Complete step-by-step answer:
Given that
Length and breadth of a flat rectangular surface area $ 6\;m\,\,and\,\,4\;m $ respectively.
Or we have
Length = $ 600\;cm $
Breadth = $ 400\;cm $
Since, there has been a rainfall of $ 1\;cm $ .
Therefore, water accumulates on the roof in the shape of a cuboid of dimension $ 600\;cm,400\;cm\,by\,1\;cm $ .
Hence, quantity of water accumulate on rectangular roof is given as: $ L \times B \times H $
Substituting values in above we get volume of water on roof = $ 600 \times 400 \times 1 $
 $ \Rightarrow $ Volume of water on roof = $ 240000 $ $ c{m^3} $

Since, all this water accumulates on the roof is transferred to a cylindrical vessel.
Therefore, the volume of water accumulated on the roof will be equal to the volume of water going in the cylindrical vessel.
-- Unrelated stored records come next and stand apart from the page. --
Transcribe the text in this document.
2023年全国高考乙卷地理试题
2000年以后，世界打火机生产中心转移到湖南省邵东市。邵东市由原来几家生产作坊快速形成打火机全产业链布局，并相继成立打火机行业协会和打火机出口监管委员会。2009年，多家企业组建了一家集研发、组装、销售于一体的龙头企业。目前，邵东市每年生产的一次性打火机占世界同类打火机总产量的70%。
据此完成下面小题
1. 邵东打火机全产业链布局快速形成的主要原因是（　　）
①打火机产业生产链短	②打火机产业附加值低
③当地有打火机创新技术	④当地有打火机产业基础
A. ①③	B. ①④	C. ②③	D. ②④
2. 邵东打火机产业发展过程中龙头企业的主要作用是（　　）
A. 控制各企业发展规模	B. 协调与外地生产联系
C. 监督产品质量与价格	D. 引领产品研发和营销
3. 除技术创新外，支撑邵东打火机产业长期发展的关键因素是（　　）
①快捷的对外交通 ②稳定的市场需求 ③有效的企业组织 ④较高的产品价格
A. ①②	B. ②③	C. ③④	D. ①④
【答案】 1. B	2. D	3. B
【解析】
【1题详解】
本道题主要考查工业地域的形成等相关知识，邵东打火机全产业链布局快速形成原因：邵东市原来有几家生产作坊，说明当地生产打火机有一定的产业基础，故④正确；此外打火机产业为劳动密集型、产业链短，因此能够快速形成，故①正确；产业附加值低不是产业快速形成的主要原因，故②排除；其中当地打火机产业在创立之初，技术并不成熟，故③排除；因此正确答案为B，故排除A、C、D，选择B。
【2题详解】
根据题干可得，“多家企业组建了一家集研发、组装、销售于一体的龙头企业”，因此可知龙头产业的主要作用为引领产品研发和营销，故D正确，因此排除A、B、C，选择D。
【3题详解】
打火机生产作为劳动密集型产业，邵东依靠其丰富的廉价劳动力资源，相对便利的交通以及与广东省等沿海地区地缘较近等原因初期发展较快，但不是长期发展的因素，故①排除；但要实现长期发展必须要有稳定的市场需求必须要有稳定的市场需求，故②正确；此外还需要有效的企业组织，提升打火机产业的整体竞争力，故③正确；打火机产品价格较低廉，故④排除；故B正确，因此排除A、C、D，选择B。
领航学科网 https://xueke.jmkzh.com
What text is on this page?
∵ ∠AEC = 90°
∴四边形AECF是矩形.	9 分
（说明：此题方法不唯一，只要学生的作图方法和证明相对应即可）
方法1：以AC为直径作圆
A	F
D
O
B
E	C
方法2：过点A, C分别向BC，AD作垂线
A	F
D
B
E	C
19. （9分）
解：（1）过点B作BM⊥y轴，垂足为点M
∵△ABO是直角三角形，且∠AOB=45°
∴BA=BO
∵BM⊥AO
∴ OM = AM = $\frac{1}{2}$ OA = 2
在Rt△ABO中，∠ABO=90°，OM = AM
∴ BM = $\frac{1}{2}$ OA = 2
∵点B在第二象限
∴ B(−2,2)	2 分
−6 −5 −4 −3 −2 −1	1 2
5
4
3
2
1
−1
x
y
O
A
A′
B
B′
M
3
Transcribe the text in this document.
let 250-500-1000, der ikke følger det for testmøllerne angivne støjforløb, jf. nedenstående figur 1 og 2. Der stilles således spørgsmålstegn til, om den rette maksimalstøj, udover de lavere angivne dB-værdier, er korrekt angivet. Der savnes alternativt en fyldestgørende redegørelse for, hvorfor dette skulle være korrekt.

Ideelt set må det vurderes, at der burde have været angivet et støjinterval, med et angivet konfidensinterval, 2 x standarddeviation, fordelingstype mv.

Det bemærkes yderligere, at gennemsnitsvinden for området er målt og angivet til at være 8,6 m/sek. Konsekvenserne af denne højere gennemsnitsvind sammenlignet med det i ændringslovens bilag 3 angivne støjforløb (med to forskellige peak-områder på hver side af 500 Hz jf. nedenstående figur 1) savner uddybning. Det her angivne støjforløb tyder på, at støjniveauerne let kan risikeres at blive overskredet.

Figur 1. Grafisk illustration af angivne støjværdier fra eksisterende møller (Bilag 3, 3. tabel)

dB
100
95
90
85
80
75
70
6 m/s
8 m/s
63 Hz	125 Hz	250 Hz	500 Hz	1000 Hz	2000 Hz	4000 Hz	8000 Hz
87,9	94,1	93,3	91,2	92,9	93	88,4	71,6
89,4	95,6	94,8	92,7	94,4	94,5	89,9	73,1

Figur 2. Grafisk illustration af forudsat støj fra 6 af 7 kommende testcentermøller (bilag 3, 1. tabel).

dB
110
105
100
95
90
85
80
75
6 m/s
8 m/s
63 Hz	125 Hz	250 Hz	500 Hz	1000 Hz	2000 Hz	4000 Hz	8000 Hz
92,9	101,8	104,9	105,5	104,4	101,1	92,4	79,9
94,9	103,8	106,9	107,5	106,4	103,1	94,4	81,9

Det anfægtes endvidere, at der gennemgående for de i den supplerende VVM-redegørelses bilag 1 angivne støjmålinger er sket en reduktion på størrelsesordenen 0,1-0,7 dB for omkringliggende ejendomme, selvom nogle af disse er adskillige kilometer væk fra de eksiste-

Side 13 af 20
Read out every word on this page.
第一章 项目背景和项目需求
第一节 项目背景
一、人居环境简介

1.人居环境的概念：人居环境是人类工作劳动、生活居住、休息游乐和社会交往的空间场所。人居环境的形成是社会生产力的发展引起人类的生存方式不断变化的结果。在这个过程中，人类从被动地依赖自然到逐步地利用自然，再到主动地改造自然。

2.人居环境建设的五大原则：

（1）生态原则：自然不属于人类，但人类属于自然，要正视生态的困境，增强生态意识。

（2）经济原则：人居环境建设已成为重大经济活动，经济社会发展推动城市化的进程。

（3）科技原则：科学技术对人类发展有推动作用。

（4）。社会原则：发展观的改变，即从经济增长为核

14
 $ \Rightarrow $ Volume of water accumulate on root = $ \pi {r^2}h $
Substituting values in above we have,
 $
  240000 = \dfrac{{22}}{7} \times {\left( {20} \right)^2} \times h \\
   \Rightarrow \dfrac{{2400000 \times 7}}{{22 \times 20 \times 20}} = h \\
   \Rightarrow h = 191 \;
  $
Therefore, from above we see that the height of water level in a cylindrical vessel is $ 191\;cm\,\,or\,\,1.91\;m $ .
So, the correct answer is “191 cm or 1.91 m”.

Note: In this type of problem in which quantity of liquid when transferred from one figure to other figure, then we can equate volume of two figures so used and then substituting given values and simplifying to get unknown or required value of given problem.